The Yanks are 24th in ERA, 23rd in batting average against, 20th in runs allowed, and 19th in saves.

The Yankees were relying on some of their blessed arms to finally flower. But the pitching firm of Eovaldi, Pineda & Severino has, well, stunk. Masahiro Tanaka is the only starter with an ERA under 3.00. Or 4.00. Or even 5.00, for that matter.

The good news is the calendar just flipped from April to May, so there's an eternity to turn this around. But how? Worse than the numbers is the solemn sense that these Yankees are the real Yankees.

What studs are racing to get here? The concern over the 2016 iteration is it's an old, injury-addled club that doesn't have enough young talent to bull through six months of grueling baseball. So if the Yanks are tanking already, how will it get better?

The masthead still reads the same: Alex Rodriguez. Mark Teixeira. Carlos Beltran. Jacoby Ellsbury. Old, old, old, and brittle. A-Rod is good for a big game -- once a week. Tex is batting .225. And while he's a notoriously slow starter, he also just turned 36. Beltran is the best of the group, with a .250 BA and a whopping four homers. (He also leads the lineup in strikeouts.)

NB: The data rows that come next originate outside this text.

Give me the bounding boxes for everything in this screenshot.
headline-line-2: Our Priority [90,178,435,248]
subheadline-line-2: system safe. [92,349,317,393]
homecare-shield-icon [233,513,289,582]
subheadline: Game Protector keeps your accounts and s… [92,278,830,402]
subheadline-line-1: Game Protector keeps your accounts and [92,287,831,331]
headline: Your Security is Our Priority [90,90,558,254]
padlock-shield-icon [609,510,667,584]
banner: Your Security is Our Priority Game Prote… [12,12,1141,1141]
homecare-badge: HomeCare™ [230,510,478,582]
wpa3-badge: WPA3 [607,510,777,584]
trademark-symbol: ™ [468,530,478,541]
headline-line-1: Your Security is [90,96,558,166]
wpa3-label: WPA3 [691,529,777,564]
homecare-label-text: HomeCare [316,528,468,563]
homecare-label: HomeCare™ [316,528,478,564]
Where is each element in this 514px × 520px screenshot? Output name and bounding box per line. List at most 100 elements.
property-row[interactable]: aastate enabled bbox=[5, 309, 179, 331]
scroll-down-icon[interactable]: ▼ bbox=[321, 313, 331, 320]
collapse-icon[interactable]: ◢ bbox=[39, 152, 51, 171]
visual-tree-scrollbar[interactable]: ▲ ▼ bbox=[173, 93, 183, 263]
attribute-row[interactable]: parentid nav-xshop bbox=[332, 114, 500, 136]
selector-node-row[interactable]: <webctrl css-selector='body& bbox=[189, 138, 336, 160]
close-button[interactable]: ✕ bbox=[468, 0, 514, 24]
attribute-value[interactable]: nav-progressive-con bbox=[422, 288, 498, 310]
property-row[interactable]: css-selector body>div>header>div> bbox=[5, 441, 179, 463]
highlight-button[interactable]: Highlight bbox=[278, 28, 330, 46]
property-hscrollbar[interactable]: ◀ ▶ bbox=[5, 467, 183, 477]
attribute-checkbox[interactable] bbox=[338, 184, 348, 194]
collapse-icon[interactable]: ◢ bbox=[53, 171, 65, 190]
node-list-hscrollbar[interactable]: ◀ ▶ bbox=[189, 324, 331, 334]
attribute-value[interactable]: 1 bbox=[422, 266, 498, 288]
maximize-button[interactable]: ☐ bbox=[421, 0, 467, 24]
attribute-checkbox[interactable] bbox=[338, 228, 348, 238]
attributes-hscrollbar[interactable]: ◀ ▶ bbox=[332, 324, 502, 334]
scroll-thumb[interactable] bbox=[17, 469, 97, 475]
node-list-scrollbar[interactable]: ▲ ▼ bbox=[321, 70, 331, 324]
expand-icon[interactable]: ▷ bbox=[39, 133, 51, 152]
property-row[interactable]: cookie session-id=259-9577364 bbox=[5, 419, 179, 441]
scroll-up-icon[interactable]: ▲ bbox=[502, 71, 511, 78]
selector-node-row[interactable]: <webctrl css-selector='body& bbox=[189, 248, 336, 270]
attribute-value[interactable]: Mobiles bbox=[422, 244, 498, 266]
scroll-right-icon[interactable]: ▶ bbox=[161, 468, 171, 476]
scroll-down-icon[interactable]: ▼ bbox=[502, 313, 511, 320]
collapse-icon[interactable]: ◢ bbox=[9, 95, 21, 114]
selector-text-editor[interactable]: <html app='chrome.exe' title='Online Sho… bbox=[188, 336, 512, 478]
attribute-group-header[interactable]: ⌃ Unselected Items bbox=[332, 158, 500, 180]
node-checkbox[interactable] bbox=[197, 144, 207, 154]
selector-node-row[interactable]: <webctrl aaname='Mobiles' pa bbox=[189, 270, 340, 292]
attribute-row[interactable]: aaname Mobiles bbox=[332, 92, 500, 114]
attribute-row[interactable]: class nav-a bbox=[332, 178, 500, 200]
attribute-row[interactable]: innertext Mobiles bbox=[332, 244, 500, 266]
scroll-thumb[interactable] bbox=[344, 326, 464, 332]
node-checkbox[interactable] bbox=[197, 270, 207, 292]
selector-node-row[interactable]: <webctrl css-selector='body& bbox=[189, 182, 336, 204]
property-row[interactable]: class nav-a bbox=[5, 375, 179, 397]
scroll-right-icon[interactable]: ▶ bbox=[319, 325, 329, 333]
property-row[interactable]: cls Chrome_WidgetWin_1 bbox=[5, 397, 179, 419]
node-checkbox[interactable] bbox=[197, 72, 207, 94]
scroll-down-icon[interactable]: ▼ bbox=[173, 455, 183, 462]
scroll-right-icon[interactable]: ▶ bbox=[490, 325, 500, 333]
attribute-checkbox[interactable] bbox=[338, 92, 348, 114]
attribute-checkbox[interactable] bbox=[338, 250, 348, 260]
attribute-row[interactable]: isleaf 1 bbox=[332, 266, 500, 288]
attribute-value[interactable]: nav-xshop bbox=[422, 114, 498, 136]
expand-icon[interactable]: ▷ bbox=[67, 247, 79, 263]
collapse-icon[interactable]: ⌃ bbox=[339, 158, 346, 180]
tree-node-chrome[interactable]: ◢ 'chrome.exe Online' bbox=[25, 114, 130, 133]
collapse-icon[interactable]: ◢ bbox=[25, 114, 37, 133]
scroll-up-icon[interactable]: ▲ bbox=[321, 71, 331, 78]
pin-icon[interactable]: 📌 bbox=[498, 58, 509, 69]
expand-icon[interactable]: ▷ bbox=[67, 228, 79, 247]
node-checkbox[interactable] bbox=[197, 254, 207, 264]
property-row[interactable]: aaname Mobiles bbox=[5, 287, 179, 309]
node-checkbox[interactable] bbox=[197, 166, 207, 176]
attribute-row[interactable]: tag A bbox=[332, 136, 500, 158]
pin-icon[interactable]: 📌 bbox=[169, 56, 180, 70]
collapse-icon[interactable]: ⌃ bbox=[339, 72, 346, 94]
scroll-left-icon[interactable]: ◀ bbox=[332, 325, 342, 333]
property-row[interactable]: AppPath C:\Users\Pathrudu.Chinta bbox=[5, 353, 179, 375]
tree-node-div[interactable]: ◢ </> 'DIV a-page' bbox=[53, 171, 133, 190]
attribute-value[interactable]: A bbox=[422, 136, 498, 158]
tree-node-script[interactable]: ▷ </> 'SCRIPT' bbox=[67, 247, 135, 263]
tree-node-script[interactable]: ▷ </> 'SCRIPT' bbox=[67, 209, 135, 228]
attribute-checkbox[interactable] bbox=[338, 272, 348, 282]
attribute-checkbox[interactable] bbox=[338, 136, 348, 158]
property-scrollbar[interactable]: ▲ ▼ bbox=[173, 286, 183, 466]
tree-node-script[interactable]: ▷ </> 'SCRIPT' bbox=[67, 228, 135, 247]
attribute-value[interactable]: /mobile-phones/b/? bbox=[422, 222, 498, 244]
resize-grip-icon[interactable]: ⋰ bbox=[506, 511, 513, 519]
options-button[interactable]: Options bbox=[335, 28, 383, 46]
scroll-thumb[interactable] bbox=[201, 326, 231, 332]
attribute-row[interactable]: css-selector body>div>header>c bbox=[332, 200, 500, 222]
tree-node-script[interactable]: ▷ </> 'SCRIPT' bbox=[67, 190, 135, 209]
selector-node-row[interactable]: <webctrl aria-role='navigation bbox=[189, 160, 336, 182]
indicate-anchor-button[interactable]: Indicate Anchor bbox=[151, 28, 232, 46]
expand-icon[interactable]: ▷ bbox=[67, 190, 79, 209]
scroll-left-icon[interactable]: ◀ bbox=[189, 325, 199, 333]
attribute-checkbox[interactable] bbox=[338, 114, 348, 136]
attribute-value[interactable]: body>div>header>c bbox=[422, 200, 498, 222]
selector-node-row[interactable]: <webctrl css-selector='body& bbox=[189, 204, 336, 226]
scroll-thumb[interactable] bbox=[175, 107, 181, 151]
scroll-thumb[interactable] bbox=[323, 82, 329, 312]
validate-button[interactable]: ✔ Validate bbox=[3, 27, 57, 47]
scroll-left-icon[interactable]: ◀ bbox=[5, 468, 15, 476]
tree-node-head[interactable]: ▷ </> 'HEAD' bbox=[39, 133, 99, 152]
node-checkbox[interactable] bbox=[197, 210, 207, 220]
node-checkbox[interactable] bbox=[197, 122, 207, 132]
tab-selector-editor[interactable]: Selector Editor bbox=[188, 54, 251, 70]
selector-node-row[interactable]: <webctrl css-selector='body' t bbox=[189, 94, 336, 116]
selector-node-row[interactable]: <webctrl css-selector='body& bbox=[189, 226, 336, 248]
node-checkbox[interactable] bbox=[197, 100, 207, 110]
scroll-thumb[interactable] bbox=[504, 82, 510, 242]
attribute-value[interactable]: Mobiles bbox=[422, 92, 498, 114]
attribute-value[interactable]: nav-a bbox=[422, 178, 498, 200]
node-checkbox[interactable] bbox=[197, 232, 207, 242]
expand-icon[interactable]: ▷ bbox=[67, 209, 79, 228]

Pundits are already wondering how the Yanks can ship Ellsbury, who is just in Year 3 of that disastrous, seven-year deal, to anyone who will take him. Some folks wonder why the Fenway faithful still boo Ellsbury. Indeed, not only did he help Boston win two titles, he has formed a financial anvil around the Yankees' neck. If anything, they should throw a parade for the diminished outfielder.

Manager Joe Girardi talks in baseball platitudes, because he has to. He believes in the grind, that putting one foot in front of the other will yield the old results. But this isn't the old club. For nearly 20 years, we've had some comfort in the fact that the Yankees always had the horses. It was just a matter of when they'd hit their stride.

For the nearly 1 million Comcast customers who can't get the YES Network, perhaps you should consider it an accidental blessing. For watching the this team is about as fun as reruns of the A-Team.